O realizador de “A Guerra do Fogo” recorda este episódio pouco conhecido da história política chinesa e filma o ocaso de um modo de vida ancestral, a ignorante sanha ideológica do poder comunista contra este e as suas antiquíssimas crenças, tradições e referentes (caso do lobo), e a iniciação de um jovem da cidade formatado politicamente à áspera realidade da vida nas estepes. Ao mesmo tempo, defende o respeito pelo mundo natural e animal e o seu equilíbrio na relação com os homens, sem antropomorfizar os lobos e deturpar a sua natureza, nem romantizar a vida dos nómadas, evitando que “A Hora do Lobo” derrape para a utopia pastoral ou para os delírios dos “khmers verdes” da ecologia.

[Veja cenas da rodagem]

Para o poder de Pequim, dizimar os lobos das estepes significa também, e principalmente, desapossar os pastores nómadas de uma componente fundamental do seu habitat e do seu imaginário colectivo, para melhor os desenraizar e transformar em “homens novos” e cidadãos massificados do paraíso igualitário comunista. Por isso, a perda do sentimento de pertença, a ameaça à identidade, a divisão entre dois mundos, afligem as personagens de “A Hora do Lobo”, sejam humanos ou animais (o lobinho criado secretamente por Chan Zen, por ficar com o cheiro dos homens, não voltará a ser aceite pela alcateia e corre o perigo de ser descoberto e morto por aqueles).

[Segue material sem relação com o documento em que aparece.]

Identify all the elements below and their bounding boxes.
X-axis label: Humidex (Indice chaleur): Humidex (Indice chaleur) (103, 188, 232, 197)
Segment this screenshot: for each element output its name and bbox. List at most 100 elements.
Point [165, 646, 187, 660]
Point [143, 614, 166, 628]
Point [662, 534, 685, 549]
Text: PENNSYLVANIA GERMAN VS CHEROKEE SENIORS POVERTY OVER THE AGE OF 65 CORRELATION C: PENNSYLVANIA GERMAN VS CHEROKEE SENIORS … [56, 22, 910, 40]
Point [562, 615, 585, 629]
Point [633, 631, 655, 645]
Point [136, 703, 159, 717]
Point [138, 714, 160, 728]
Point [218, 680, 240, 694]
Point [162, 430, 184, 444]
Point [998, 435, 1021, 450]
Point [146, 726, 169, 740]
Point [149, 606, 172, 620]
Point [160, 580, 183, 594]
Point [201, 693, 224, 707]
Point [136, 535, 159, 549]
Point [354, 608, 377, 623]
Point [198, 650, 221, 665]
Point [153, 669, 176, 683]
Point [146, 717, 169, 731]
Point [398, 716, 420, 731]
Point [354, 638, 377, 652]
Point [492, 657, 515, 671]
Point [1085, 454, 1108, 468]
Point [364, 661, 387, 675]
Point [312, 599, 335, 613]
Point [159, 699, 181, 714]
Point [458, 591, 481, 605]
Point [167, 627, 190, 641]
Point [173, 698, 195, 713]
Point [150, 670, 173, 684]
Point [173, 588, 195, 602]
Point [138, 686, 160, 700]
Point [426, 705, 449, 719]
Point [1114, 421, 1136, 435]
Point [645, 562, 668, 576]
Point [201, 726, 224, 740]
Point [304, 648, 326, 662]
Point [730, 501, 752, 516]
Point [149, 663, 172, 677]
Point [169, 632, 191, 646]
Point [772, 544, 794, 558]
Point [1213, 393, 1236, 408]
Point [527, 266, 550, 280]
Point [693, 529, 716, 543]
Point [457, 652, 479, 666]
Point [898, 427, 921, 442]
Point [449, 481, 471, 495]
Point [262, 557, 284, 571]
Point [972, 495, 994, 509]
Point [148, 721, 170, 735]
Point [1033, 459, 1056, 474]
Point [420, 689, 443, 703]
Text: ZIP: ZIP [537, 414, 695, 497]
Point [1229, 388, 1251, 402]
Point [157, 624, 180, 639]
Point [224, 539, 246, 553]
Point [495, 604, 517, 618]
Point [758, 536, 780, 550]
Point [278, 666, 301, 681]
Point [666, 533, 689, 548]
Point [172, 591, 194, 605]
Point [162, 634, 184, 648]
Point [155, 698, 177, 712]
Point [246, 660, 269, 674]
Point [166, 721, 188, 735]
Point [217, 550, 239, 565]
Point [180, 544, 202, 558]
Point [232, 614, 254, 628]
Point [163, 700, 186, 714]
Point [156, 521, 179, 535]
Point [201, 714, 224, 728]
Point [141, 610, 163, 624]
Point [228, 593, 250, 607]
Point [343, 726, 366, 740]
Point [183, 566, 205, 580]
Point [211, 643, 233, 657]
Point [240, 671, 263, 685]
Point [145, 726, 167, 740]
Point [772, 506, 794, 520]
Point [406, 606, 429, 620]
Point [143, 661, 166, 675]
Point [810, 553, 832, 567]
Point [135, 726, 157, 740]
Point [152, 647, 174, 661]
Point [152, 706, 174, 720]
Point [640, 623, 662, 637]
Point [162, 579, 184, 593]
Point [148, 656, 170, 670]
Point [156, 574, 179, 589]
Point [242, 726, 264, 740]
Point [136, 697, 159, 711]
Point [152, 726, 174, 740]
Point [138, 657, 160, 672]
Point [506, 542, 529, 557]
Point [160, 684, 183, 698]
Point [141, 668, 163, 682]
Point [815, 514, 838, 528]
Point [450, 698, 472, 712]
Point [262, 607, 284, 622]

[Veja mais bastidores da fita]

Jean Jacques-Annaud espreme o máximo de sumo cinematográfico da majestosa paisagem da Mongólia, que transforma em actor da história, não se limitando a tratá-la como um pano de fundo natural, e filma pelo menos duas sequências que durante muito tempo ficarão alojadas na retina dos espectadores: o ataque nocturno da alcateia aos cavalos em corrida desenfreada, e a manhã seguinte no lago gelado. No final do filme, um animal escapa aos seus caçadores, deixando a pairar uma última esperança para a espécie. Mao não conseguiu triunfar sobre os lobos.

Dezasseis deles, escolhidos de um grupo de 35, foram treinados ao longo de três anos e participaram em “O Último Lobo”.